PGR pede condenação por calúnia de desembargadora que ligou Marielle Franco ao Comando Vermelho

A desembargadora Marília de Castro Neves compartilhou um post no Facebook dizendo que vereadora assassinada estava ‘engajada com bandidos’; ela alega ter sido ‘enganada por uma campanha de boatos’

  • Por Jovem Pan
  • 20/08/2020 15h18
Vereadora Marielle Franco (PSOL), assassinada em março de 2018. O motorista Anderson Gomes também foi atingido pelos disparos e morreu

A subprocuradora-geral da República Lindôra Maria Araújo defendeu perante o Superior Tribunal de Justiça (STJ) a condenação da desembargadora Marília de Castro Neves pelo crime de calúnia contra a vereadora Marielle Franco, assassinada em março de 2018, no Rio de Janeiro.
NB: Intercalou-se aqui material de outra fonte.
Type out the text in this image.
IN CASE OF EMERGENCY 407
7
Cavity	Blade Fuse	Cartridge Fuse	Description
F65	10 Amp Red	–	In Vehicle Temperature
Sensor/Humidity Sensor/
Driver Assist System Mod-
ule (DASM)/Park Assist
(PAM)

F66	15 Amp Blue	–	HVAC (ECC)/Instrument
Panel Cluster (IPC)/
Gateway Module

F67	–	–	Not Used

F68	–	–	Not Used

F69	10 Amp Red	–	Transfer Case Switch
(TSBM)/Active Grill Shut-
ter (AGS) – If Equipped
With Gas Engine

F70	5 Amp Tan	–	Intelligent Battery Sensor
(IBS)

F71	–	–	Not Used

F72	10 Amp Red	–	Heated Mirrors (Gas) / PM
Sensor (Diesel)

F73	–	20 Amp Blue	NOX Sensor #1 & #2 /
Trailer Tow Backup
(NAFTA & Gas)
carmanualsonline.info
A manifestação foi apresentada no âmbito de ação aberta contra a magistrada em agosto de 2019 em razão de publicação no Facebook em que Marília afirmou que a vereadora “estava engajada com bandidos”. A PGR argumentou que a atribuição falsa de delito a terceiros não conta com o amparo normativo do direito constitucional à liberdade de expressão. “Restou devidamente demonstrado nos autos que a querelada cometeu o crime de calúnia por meio que facilita a divulgação”, ponderou.

A ação foi aberta em agosto do ano passado, quando a Corte Especial do STJ recebeu queixa-crime apresentada pela família de Marielle. As informações sobre a mais recente manifestação do MPF no processo foram divulgadas pela Procuradoria nesta quarta, 19. Segundo a Procuradoria, a desembargadora, em sua defesa, ‘relatou não ter imputado à vereadora qualquer fato determinado capaz de ser caracterizado como calúnia’. “Afirmou que as palavras constituiriam crime de difamação, ressaltando que não existe, na legislação penal, difamação contra os mortos. Alegou, ainda, ter sido enganada por uma campanha de boatos que circulava nas redes sociais associando a vereadora Marielle Franco à facção criminosa Comando Vermelho, e que apenas reproduziu o que leu”, registrou a PGR em nota.

No entanto, a subprocuradora-geral da República Lindôra Araújo considerou que as alegações de que a desembargadora foi induzida ao erro não são suficientes para afastar o fato de que suas afirmações foram contundentes e demonstram que assumiu o risco de fazer falsas imputações delitivas em meio público. Segundo Lindôra, o conteúdo da publicação foi criado pela própria magistrada e não se confunde com o ato de replicar ou divulgar falsa imputação.”As frases e expressões usadas pela desembargadora corroboram a existência do dolo genérico e específico”, aponta.